Terjemahan Jurnal: Pengaruh Deterjen pada Potensi Inhibitor Dua Bentuk Isoform Siklo-oksigenase

PENDAHULUAN
Coxs (siklo-oksigenase) mengkatalisis reaksi oksigenasi dari asam arakhidonat menjadi PG (prostaglandin) pada reaksi oksigenase G2 dan reaksi reduksi menjadi PGH2 dalam reaksi peroksidasi. PGH2 adalah prekursor yang umum untuk PGS, tromboksan dan prostasiklin, reaksi ini dapat dikatalisis oleh sel spesifik PG isomerase. Hal yang menarik perhatian ilmuwan pada penelitian Cox yaitu telah ditemukan bentuk kedua yang dinamakan Cox-2 yang diinduksi pada jaringan tertentu oleh sejumlah rangsangan dan sebuah peranan penting pada inflamasi, sakit, dan demam. Obat anti inflamasi- non steroidal ( NSAIDs) digunakan untuk pengobatan inflamasi dan demam yang akan memberikan efek menghambat pada siklooksigenase, mekanismenya berdasarkan pada penghambatan mereka terhadap biosintesis PG enzim Cox yang mempunyai peranan utama dalam menyediakan prekursor PG untuk regulasi homeostatis. Fungsi penting dari Cox-1 yaitu perananya dalam penyediaan prekursor biosintesis tromboksan (Saqib dan Karigan 2009). Indometasin dan flurbiprofen yang digunakan untuk mengurangi rasa sakit, inflamasi dan demam, inhibitor Cox-1 dan Cox-2 mempunyai potensi yang sama. Penghambatan yang ditimbulkan Cox-1 akan menyebabkan efek samping yang berhubungan dengan lambung. Inhibitor selektif Cox-2 yang baru mempunyai aktivitas anti inflamasi yang hampir sama dengan inhibitor Cox non selektif.
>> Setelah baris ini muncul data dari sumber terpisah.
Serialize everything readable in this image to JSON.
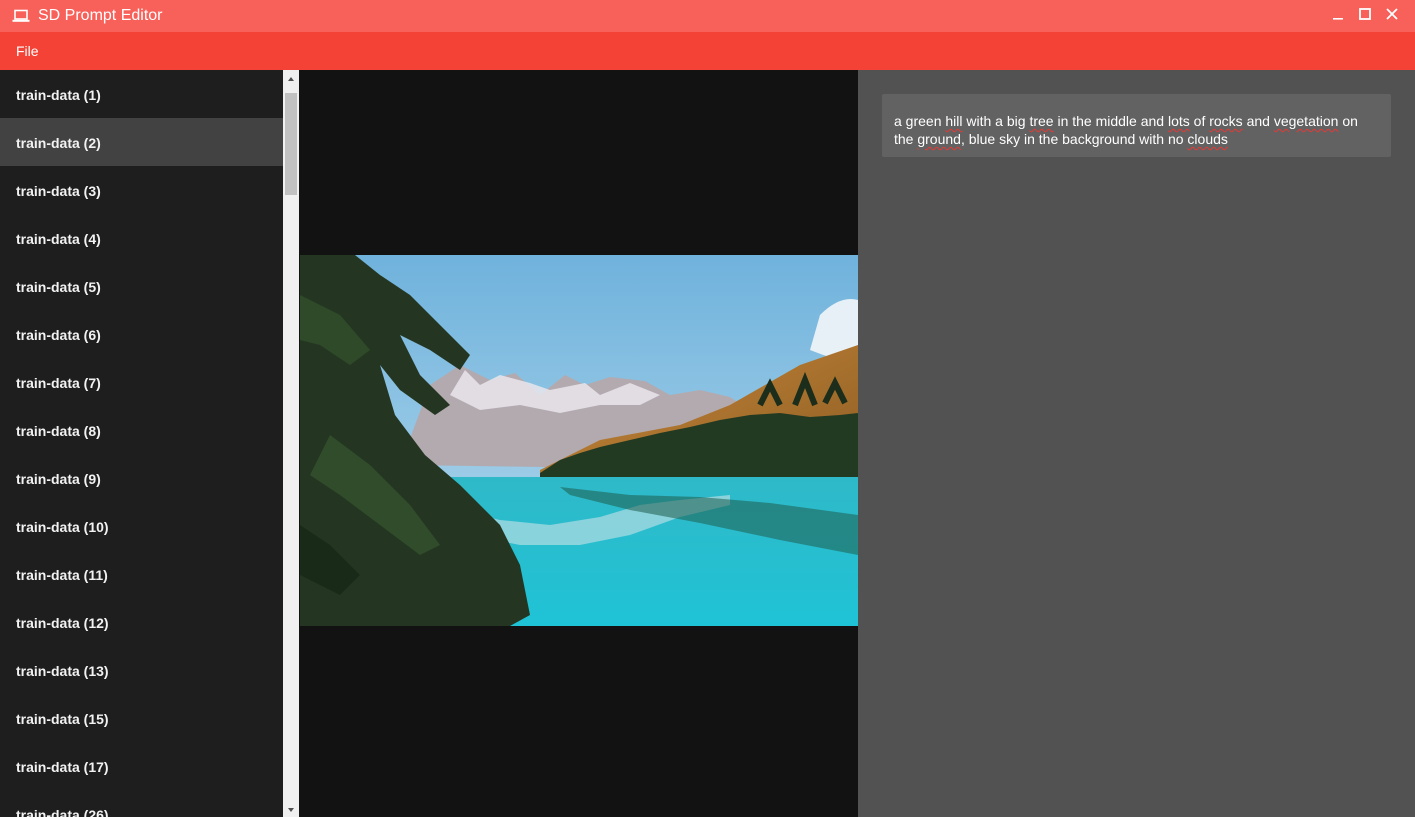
{
  "window": {
    "title": "SD Prompt Editor",
    "icon": "laptop-icon",
    "controls": [
      "minimize-icon",
      "maximize-icon",
      "close-icon"
    ]
  },
  "menu": {
    "items": [
      {
        "label": "File"
      }
    ]
  },
  "file_list": {
    "selected_index": 1,
    "items": [
      {
        "label": "train-data (1)"
      },
      {
        "label": "train-data (2)"
      },
      {
        "label": "train-data (3)"
      },
      {
        "label": "train-data (4)"
      },
      {
        "label": "train-data (5)"
      },
      {
        "label": "train-data (6)"
      },
      {
        "label": "train-data (7)"
      },
      {
        "label": "train-data (8)"
      },
      {
        "label": "train-data (9)"
      },
      {
        "label": "train-data (10)"
      },
      {
        "label": "train-data (11)"
      },
      {
        "label": "train-data (12)"
      },
      {
        "label": "train-data (13)"
      },
      {
        "label": "train-data (15)"
      },
      {
        "label": "train-data (17)"
      },
      {
        "label": "train-data (26)"
      }
    ]
  },
  "prompt": {
    "segments": [
      {
        "text": "a green ",
        "misspelled": false
      },
      {
        "text": "hill",
        "misspelled": true
      },
      {
        "text": " with a big ",
        "misspelled": false
      },
      {
        "text": "tree",
        "misspelled": true
      },
      {
        "text": " in the middle and ",
        "misspelled": false
      },
      {
        "text": "lots",
        "misspelled": true
      },
      {
        "text": " of ",
        "misspelled": false
      },
      {
        "text": "rocks",
        "misspelled": true
      },
      {
        "text": " and ",
        "misspelled": false
      },
      {
        "text": "vegetation",
        "misspelled": true
      },
      {
        "text": " on the ",
        "misspelled": false
      },
      {
        "text": "ground",
        "misspelled": true
      },
      {
        "text": ", blue sky in the background with no ",
        "misspelled": false
      },
      {
        "text": "clouds",
        "misspelled": true
      }
    ]
  },
  "colors": {
    "titlebar": "#f8605a",
    "menubar": "#f44336",
    "sidebar": "#1e1e1e",
    "sidebar_selected": "#424242",
    "viewer": "#121212",
    "prompt_panel": "#525252",
    "prompt_box": "#626262",
    "spellcheck_underline": "#e53935"
  }
}
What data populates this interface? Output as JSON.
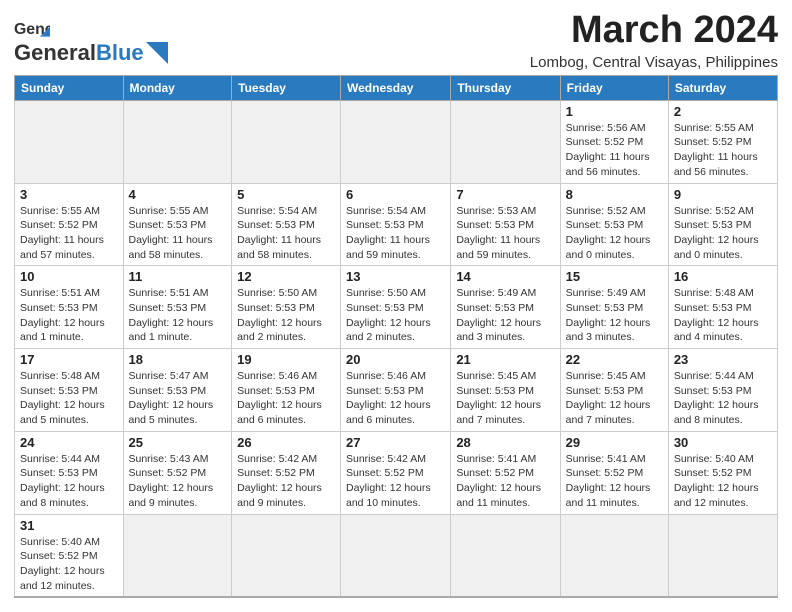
{
  "header": {
    "logo_general": "General",
    "logo_blue": "Blue",
    "month_title": "March 2024",
    "location": "Lombog, Central Visayas, Philippines"
  },
  "weekdays": [
    "Sunday",
    "Monday",
    "Tuesday",
    "Wednesday",
    "Thursday",
    "Friday",
    "Saturday"
  ],
  "weeks": [
    [
      {
        "day": "",
        "info": ""
      },
      {
        "day": "",
        "info": ""
      },
      {
        "day": "",
        "info": ""
      },
      {
        "day": "",
        "info": ""
      },
      {
        "day": "",
        "info": ""
      },
      {
        "day": "1",
        "info": "Sunrise: 5:56 AM\nSunset: 5:52 PM\nDaylight: 11 hours\nand 56 minutes."
      },
      {
        "day": "2",
        "info": "Sunrise: 5:55 AM\nSunset: 5:52 PM\nDaylight: 11 hours\nand 56 minutes."
      }
    ],
    [
      {
        "day": "3",
        "info": "Sunrise: 5:55 AM\nSunset: 5:52 PM\nDaylight: 11 hours\nand 57 minutes."
      },
      {
        "day": "4",
        "info": "Sunrise: 5:55 AM\nSunset: 5:53 PM\nDaylight: 11 hours\nand 58 minutes."
      },
      {
        "day": "5",
        "info": "Sunrise: 5:54 AM\nSunset: 5:53 PM\nDaylight: 11 hours\nand 58 minutes."
      },
      {
        "day": "6",
        "info": "Sunrise: 5:54 AM\nSunset: 5:53 PM\nDaylight: 11 hours\nand 59 minutes."
      },
      {
        "day": "7",
        "info": "Sunrise: 5:53 AM\nSunset: 5:53 PM\nDaylight: 11 hours\nand 59 minutes."
      },
      {
        "day": "8",
        "info": "Sunrise: 5:52 AM\nSunset: 5:53 PM\nDaylight: 12 hours\nand 0 minutes."
      },
      {
        "day": "9",
        "info": "Sunrise: 5:52 AM\nSunset: 5:53 PM\nDaylight: 12 hours\nand 0 minutes."
      }
    ],
    [
      {
        "day": "10",
        "info": "Sunrise: 5:51 AM\nSunset: 5:53 PM\nDaylight: 12 hours\nand 1 minute."
      },
      {
        "day": "11",
        "info": "Sunrise: 5:51 AM\nSunset: 5:53 PM\nDaylight: 12 hours\nand 1 minute."
      },
      {
        "day": "12",
        "info": "Sunrise: 5:50 AM\nSunset: 5:53 PM\nDaylight: 12 hours\nand 2 minutes."
      },
      {
        "day": "13",
        "info": "Sunrise: 5:50 AM\nSunset: 5:53 PM\nDaylight: 12 hours\nand 2 minutes."
      },
      {
        "day": "14",
        "info": "Sunrise: 5:49 AM\nSunset: 5:53 PM\nDaylight: 12 hours\nand 3 minutes."
      },
      {
        "day": "15",
        "info": "Sunrise: 5:49 AM\nSunset: 5:53 PM\nDaylight: 12 hours\nand 3 minutes."
      },
      {
        "day": "16",
        "info": "Sunrise: 5:48 AM\nSunset: 5:53 PM\nDaylight: 12 hours\nand 4 minutes."
      }
    ],
    [
      {
        "day": "17",
        "info": "Sunrise: 5:48 AM\nSunset: 5:53 PM\nDaylight: 12 hours\nand 5 minutes."
      },
      {
        "day": "18",
        "info": "Sunrise: 5:47 AM\nSunset: 5:53 PM\nDaylight: 12 hours\nand 5 minutes."
      },
      {
        "day": "19",
        "info": "Sunrise: 5:46 AM\nSunset: 5:53 PM\nDaylight: 12 hours\nand 6 minutes."
      },
      {
        "day": "20",
        "info": "Sunrise: 5:46 AM\nSunset: 5:53 PM\nDaylight: 12 hours\nand 6 minutes."
      },
      {
        "day": "21",
        "info": "Sunrise: 5:45 AM\nSunset: 5:53 PM\nDaylight: 12 hours\nand 7 minutes."
      },
      {
        "day": "22",
        "info": "Sunrise: 5:45 AM\nSunset: 5:53 PM\nDaylight: 12 hours\nand 7 minutes."
      },
      {
        "day": "23",
        "info": "Sunrise: 5:44 AM\nSunset: 5:53 PM\nDaylight: 12 hours\nand 8 minutes."
      }
    ],
    [
      {
        "day": "24",
        "info": "Sunrise: 5:44 AM\nSunset: 5:53 PM\nDaylight: 12 hours\nand 8 minutes."
      },
      {
        "day": "25",
        "info": "Sunrise: 5:43 AM\nSunset: 5:52 PM\nDaylight: 12 hours\nand 9 minutes."
      },
      {
        "day": "26",
        "info": "Sunrise: 5:42 AM\nSunset: 5:52 PM\nDaylight: 12 hours\nand 9 minutes."
      },
      {
        "day": "27",
        "info": "Sunrise: 5:42 AM\nSunset: 5:52 PM\nDaylight: 12 hours\nand 10 minutes."
      },
      {
        "day": "28",
        "info": "Sunrise: 5:41 AM\nSunset: 5:52 PM\nDaylight: 12 hours\nand 11 minutes."
      },
      {
        "day": "29",
        "info": "Sunrise: 5:41 AM\nSunset: 5:52 PM\nDaylight: 12 hours\nand 11 minutes."
      },
      {
        "day": "30",
        "info": "Sunrise: 5:40 AM\nSunset: 5:52 PM\nDaylight: 12 hours\nand 12 minutes."
      }
    ],
    [
      {
        "day": "31",
        "info": "Sunrise: 5:40 AM\nSunset: 5:52 PM\nDaylight: 12 hours\nand 12 minutes."
      },
      {
        "day": "",
        "info": ""
      },
      {
        "day": "",
        "info": ""
      },
      {
        "day": "",
        "info": ""
      },
      {
        "day": "",
        "info": ""
      },
      {
        "day": "",
        "info": ""
      },
      {
        "day": "",
        "info": ""
      }
    ]
  ]
}
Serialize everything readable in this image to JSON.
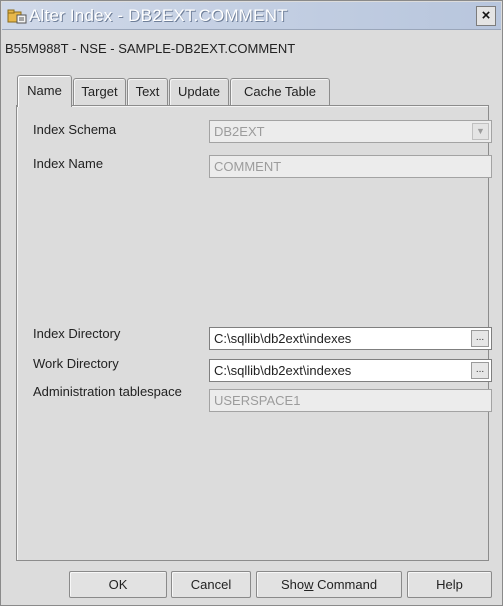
{
  "window": {
    "title": "Alter Index - DB2EXT.COMMENT",
    "subtitle": "B55M988T - NSE - SAMPLE-DB2EXT.COMMENT",
    "close_label": "×"
  },
  "tabs": [
    {
      "label": "Name",
      "active": true
    },
    {
      "label": "Target",
      "active": false
    },
    {
      "label": "Text",
      "active": false
    },
    {
      "label": "Update",
      "active": false
    },
    {
      "label": "Cache Table",
      "active": false
    }
  ],
  "form": {
    "index_schema": {
      "label": "Index Schema",
      "value": "DB2EXT",
      "enabled": false
    },
    "index_name": {
      "label": "Index Name",
      "value": "COMMENT",
      "enabled": false
    },
    "index_directory": {
      "label": "Index Directory",
      "value": "C:\\sqllib\\db2ext\\indexes",
      "browse_label": "..."
    },
    "work_directory": {
      "label": "Work Directory",
      "value": "C:\\sqllib\\db2ext\\indexes",
      "browse_label": "..."
    },
    "admin_tablespace": {
      "label": "Administration tablespace",
      "value": "USERSPACE1",
      "enabled": false
    }
  },
  "buttons": {
    "ok": "OK",
    "cancel": "Cancel",
    "show_command": {
      "prefix": "Sho",
      "mnemonic": "w",
      "suffix": " Command"
    },
    "help": "Help"
  },
  "colors": {
    "titlebar": "#b8c6dd",
    "dialog_bg": "#dcdcdc"
  },
  "icons": {
    "title": "folder-index-icon",
    "dropdown": "chevron-down-icon",
    "browse": "ellipsis-icon"
  }
}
Pencarian inhibitor Cox-2 selektif melibatkan sejumlah campuran dari Cox-1 dan Cox-2. Pada umumnya mikrosomal atau enzim yang murni diberi perlakuan. Nilai IC50 yang diperoleh sering berbeda hasilnya dengan laboratorium. Potensi inhibitor pada pengujian keseluruhan sel Cox umumnya > 10-fold lebih tinggi daripada sistem isolasi enzim, sejumlah faktor yang dapat mempengaruhi potensi penghambatan NSAID telah diidentifikasi, termasuk juga konsentrasi peroksida, identitas bahan reduksi co-substrat, konsentrasi substrat, dan lama preinkubasi antara enzim dan inhibitor.
Aktivitas enzim Cox terisolasi telah diukur secara langsung oleh formasi PG lewat uji immuno atau HPLC dengan suatu substrat radiolabel atau dengan pengambilan oksigen. Teknik yang biasa digunakan untuk suatu jenis high-throughput yaitu mengikuti oksidasi co-substrat sepanjang reaksi peroksidasi ( reduksi dari PGG2 menjadi PGH2) menggunakan suatu bahan reduksi fluorogenik atau kromogenik. Walaupun metode ini bukan metode langsung, oksidasi peroksidase co-substrat TMPD (N,N,N’,N’-tetrametil-p-fenilendiamina) untuk membentuk suatu campuran biru (E610 14000 M-1′ cm-1) telah menunjukkan secara teliti tingkat konversi dari asam arakhidonat menjadi PGH2.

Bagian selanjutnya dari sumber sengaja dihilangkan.